April Arvan, Paul Pickhardt and John Yang were promoted to full professor. Jered McGivern and Adam Tompkins were promoted to associate professor.
Arvan, who leads Lakeland’s sport management and leadership program, joined Lakeland’s faculty as a full-time member in 2007 after serving for years as an adjunct instructor and coach. She was tenured and promoted to associate professor in 2010.
Arvan has also taught courses in coaching, mathematics and leadership, these latter in Lakeland’s newly formed master’s degree in leadership and organizational development.
She also serves Lakeland as director of athletics and senior woman’s administrator, and has been a frequent speaker at NCAA conferences, most notably on the development of student-athletes as leaders in their communities.
Arvan has been elected by her peers to serve on several university committees, including the Academic Personnel Review Committee, the Provost’s Council and search committees.
Pickhardt joined Lakeland as a full-time biology faculty member in 2006 after serving as a post-doctorate research associate at Stony Brook University and Dartmouth College. He was tenured and promoted to associate professor in 2012.
Pickhardt has a reputation for being a passionate, engaged and challenging instructor in his primary discipline, and he is also an effective instructor in Lakeland’s interdisciplinary Core and summer undergraduate research program (LURE).
Pickhardt served as the Natural Sciences Division chair for four years, and his faculty peers elected him to serve as a representative to the Executive Leadership Team in 2019. He is frequently invited to serve on search committees for new faculty members and collaborates with other departments to ensure ethical stewardship of Lakeland’s natural spaces.
He also maintains strong relationships that benefit Lakeland with external groups (Oak Ridge National Lab, Maywood).
Yang, a member of the education faculty, joined Lakeland in 2004 and was awarded tenure in 2010. He has taught a wide variety of courses in the education program and in the general education sequence, with regular delivery of courses in educational technology, lower-level mathematics and education.
He has played several leadership roles in his time at Lakeland, including chair of the undergraduate curriculum committee and chair of the education division, and he currently serves as director of the undergraduate teacher education program.

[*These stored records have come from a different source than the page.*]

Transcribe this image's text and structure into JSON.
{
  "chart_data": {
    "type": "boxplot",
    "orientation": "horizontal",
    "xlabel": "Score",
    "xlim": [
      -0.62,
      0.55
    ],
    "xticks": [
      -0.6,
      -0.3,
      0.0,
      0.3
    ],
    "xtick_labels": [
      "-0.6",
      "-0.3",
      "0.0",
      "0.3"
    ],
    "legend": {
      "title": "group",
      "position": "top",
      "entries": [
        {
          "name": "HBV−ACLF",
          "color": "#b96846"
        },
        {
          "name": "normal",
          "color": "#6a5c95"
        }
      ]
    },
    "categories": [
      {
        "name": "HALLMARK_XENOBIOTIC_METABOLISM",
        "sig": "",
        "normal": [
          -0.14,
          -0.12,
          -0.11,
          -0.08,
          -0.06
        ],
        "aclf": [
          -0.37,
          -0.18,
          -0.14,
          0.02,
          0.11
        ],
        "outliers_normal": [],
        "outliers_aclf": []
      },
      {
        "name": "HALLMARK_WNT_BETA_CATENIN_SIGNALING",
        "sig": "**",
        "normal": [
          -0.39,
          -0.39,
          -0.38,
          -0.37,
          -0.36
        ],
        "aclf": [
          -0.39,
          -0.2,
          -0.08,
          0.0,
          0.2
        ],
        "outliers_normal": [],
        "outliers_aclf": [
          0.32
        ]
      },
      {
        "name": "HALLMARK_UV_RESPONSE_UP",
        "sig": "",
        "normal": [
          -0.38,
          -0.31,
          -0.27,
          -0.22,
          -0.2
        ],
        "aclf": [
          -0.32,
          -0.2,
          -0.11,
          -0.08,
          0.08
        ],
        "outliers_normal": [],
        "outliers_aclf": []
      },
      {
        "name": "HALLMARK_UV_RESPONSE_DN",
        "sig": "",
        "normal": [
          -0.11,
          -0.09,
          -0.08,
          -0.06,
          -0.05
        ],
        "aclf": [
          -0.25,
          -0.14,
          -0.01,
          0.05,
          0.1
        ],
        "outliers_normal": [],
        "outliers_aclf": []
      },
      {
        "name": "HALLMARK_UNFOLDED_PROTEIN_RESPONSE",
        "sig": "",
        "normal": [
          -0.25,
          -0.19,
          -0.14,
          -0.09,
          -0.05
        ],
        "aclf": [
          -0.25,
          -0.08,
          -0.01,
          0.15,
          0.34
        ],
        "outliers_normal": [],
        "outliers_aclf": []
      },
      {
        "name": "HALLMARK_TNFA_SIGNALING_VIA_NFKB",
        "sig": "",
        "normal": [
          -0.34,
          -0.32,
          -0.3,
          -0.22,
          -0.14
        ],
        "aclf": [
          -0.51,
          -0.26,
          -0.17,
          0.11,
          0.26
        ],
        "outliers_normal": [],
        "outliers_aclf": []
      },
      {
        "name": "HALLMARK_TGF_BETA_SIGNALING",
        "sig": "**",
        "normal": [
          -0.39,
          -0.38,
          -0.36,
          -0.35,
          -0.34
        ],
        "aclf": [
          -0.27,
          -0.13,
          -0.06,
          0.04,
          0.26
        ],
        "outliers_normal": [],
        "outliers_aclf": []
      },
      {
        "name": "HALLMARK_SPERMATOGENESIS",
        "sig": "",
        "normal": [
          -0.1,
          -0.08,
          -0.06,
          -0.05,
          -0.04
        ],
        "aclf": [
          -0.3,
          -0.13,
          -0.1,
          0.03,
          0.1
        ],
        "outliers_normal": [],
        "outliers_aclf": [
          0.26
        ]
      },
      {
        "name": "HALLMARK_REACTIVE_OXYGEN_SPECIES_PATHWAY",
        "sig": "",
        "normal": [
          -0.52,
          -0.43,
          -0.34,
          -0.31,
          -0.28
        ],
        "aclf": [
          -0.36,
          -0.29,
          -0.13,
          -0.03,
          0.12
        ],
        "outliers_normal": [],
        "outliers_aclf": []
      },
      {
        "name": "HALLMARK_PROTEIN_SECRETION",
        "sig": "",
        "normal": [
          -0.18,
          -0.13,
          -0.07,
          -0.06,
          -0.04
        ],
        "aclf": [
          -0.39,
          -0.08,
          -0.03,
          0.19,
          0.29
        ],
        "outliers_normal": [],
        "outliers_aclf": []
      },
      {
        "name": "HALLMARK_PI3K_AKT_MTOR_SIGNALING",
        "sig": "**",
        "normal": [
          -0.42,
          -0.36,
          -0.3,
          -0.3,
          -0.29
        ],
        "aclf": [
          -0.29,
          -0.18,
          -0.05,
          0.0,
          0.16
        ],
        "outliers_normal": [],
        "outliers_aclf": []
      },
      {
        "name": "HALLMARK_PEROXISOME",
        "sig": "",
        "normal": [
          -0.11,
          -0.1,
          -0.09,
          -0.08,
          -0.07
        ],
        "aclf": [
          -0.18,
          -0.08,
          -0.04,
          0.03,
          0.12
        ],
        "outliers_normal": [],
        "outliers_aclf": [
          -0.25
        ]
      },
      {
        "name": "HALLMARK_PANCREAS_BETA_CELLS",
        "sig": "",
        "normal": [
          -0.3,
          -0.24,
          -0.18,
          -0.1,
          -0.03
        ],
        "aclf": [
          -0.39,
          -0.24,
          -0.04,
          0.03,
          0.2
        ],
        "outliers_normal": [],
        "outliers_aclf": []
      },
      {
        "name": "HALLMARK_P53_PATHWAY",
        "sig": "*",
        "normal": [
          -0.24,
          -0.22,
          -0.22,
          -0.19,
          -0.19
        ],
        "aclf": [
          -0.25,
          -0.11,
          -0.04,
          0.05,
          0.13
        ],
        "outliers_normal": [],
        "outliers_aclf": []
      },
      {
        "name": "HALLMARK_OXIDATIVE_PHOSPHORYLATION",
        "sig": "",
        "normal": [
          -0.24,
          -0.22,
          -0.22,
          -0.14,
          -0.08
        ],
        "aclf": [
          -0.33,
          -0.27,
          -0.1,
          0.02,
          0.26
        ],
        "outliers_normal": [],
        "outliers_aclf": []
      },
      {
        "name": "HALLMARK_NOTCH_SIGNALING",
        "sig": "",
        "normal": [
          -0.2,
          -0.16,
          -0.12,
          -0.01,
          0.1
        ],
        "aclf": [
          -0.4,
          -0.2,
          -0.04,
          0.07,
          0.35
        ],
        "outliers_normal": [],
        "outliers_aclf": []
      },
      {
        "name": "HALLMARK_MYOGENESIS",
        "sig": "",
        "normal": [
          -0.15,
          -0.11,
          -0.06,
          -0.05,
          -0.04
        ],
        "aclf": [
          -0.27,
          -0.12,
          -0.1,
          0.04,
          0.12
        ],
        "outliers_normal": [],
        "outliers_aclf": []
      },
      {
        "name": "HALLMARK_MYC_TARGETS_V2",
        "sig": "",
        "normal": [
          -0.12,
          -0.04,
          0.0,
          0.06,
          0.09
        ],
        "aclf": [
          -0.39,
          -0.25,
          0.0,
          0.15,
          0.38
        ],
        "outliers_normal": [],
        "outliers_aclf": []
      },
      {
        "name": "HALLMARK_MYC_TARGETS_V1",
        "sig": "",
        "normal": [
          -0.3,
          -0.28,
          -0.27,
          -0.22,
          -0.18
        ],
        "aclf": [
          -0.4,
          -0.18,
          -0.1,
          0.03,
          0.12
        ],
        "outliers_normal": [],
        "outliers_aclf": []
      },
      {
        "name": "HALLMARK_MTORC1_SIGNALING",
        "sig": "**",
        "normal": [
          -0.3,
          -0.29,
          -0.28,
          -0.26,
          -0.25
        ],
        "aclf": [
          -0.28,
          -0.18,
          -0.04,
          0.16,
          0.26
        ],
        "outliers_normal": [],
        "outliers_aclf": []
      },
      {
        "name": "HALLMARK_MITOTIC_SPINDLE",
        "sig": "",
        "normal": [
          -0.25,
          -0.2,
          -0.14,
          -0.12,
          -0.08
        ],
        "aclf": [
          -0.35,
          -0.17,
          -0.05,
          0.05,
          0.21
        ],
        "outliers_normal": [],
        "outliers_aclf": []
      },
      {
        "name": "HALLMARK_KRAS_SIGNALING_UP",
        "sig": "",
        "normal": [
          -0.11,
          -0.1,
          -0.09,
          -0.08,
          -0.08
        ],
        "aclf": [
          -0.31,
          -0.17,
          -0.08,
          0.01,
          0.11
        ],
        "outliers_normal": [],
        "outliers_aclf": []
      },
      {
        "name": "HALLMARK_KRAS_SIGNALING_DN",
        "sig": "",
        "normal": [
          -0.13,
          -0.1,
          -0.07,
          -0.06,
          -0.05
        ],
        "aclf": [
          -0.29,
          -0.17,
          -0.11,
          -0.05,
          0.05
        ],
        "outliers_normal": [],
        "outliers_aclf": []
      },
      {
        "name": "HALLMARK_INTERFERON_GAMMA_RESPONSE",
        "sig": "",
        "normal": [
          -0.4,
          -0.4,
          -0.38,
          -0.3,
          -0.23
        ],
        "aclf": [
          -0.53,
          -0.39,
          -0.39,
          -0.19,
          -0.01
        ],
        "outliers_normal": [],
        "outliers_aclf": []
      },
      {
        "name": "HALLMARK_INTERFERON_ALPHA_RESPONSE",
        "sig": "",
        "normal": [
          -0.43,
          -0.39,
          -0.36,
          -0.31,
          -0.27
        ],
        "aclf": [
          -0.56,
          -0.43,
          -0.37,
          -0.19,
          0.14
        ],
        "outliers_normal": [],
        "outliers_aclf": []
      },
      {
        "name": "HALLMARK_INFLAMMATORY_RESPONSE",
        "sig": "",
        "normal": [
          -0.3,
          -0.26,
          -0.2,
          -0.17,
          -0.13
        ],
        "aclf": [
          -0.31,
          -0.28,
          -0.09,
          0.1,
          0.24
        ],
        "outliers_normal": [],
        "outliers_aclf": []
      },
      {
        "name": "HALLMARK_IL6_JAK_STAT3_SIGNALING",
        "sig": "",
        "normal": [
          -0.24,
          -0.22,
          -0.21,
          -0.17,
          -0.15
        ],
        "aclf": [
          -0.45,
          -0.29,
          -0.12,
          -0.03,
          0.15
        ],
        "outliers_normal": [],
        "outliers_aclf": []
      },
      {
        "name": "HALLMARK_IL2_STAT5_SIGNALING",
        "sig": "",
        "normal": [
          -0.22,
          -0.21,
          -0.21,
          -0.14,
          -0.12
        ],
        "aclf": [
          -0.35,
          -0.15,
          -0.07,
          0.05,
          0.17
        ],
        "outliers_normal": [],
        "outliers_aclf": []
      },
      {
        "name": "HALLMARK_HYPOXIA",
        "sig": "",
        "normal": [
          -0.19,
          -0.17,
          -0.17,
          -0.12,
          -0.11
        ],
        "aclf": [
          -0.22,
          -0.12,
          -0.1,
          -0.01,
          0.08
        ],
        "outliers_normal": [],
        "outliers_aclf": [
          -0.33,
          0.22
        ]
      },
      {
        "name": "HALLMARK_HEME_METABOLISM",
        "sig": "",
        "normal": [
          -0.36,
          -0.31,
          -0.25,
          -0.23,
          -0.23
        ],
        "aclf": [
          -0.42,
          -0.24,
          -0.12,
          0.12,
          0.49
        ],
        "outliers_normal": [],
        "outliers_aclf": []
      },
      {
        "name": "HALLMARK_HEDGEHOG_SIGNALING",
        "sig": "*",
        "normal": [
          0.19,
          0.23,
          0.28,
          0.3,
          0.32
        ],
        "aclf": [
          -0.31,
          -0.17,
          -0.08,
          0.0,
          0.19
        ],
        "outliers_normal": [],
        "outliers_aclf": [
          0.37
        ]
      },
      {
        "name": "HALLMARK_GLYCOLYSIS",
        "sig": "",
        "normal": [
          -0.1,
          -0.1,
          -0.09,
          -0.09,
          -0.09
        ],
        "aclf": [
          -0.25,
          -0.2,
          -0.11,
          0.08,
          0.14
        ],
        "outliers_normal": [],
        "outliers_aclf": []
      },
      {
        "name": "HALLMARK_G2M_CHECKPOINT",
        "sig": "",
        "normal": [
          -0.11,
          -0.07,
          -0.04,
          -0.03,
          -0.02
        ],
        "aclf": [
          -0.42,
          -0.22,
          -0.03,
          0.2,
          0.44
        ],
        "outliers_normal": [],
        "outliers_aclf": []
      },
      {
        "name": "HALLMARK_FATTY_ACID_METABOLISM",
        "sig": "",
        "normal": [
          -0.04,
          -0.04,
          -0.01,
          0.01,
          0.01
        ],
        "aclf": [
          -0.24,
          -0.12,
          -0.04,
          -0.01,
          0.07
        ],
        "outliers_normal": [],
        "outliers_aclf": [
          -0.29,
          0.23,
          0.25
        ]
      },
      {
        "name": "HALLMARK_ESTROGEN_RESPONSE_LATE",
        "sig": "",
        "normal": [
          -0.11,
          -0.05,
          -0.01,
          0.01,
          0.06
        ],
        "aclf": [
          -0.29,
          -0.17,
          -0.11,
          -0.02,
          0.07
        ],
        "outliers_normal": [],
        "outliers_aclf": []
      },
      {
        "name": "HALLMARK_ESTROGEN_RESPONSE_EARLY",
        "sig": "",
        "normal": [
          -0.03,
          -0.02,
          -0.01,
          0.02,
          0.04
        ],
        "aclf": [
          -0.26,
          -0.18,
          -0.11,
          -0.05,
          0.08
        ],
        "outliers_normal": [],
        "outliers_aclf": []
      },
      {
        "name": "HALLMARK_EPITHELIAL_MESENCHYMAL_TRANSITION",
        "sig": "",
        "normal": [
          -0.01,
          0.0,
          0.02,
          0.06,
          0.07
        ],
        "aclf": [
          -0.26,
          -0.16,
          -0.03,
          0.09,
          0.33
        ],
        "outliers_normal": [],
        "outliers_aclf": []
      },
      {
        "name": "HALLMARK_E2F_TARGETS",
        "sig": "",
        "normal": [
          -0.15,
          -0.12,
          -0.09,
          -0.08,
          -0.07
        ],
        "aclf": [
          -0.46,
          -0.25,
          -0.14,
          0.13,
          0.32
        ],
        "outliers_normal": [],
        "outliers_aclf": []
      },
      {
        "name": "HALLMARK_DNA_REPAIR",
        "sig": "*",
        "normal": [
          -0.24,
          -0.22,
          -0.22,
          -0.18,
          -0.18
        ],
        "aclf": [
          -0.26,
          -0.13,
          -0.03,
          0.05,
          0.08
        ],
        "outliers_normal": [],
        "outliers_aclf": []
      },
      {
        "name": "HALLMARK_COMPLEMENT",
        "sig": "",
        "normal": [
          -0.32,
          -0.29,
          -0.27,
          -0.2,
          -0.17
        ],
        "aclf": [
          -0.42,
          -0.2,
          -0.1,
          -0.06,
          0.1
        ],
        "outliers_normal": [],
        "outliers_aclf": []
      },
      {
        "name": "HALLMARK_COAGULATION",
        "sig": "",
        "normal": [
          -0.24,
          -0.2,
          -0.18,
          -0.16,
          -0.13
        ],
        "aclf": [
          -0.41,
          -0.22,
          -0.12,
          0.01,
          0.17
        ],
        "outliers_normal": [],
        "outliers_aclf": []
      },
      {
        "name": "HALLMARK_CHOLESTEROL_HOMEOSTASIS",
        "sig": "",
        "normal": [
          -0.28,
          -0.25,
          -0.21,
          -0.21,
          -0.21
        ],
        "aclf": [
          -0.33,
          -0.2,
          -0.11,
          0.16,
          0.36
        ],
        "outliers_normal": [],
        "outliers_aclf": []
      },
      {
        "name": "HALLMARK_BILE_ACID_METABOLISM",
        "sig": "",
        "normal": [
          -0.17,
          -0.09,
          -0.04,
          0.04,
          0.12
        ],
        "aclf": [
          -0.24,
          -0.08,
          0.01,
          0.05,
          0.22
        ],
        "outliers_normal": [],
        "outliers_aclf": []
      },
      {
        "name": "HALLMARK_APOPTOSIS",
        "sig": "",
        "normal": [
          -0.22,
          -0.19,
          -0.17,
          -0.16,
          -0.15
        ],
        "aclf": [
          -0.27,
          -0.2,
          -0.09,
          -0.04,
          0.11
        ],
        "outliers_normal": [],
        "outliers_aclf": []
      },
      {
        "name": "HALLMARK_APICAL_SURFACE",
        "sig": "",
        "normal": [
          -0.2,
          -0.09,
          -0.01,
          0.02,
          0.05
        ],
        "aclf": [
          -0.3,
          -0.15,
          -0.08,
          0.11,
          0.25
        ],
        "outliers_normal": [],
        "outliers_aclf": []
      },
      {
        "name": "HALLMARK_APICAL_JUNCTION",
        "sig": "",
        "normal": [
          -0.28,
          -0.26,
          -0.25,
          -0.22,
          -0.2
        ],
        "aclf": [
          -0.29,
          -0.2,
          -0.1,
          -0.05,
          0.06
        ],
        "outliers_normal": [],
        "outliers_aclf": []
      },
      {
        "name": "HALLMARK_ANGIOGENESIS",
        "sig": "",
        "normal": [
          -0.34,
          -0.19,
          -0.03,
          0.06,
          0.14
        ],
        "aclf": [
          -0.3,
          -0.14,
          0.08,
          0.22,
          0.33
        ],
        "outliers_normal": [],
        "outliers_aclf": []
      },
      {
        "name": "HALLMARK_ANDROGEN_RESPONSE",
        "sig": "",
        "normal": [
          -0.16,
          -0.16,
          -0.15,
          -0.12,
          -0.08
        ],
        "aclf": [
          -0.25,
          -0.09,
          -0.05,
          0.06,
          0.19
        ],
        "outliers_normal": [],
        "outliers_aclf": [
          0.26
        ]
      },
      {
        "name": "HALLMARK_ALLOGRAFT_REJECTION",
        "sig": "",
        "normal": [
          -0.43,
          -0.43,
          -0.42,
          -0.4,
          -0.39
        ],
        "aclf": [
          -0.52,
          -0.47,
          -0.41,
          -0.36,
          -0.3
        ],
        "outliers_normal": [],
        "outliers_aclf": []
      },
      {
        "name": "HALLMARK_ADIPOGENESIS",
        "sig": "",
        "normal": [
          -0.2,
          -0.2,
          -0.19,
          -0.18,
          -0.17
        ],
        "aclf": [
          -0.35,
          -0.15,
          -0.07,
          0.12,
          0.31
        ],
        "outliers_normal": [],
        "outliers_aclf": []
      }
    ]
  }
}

In 2018-19, he completed foundational work necessary to create an embedded experiential education opportunity for Lakeland’s elementary education students at Wilson Elementary School in Sheboygan. He has also taken the responsibility of ensuring that Lakeland’s education programs will have DPI approval.
McGivern, who teaches biochemistry and chemistry, joined Lakeland’s faculty in 2014 and is in his sixth year of full-time, tenure-track service. McGivern came to Lakeland from Carroll University where he was an adjunct lecturer and served as a postdoctoral industry consultant at the Medical College of Wisconsin.
In his time at Lakeland, he has developed new courses in biochemistry and chemistry, supported the development of a partnership with Concordia University Wisconsin for pre-pharmacy students, led students in short-term study abroad experiences to Belize and Europe, helped develop the stem cell research lab and engaged students in scientific research through LURE.
McGivern is serving his third year as a representative on the Academic Programming & Innovation Team and has also served on several search committees. He also advises students in the Honors and food safety and quality programs.
Tompkins joined Lakeland University-Japan as a full-time history faculty member in 2013. He teaches American history and government courses at the Tokyo campus, and he has provided institutional service on scholarship committees, search committees and policy committees.
Tompkins has participated in the cross-campus Interdisciplinary Studies Committee and presented a recorded presentation at the General Education Symposium, held at the main campus in 2017. He has a reputation for being a rigorous instructor who engages his students in “doing” history through creative techniques such as gaming, student-created historical narratives and role-playing.
He is also an accomplished scholar who regularly presents original research at professional conferences; he has also published a monograph.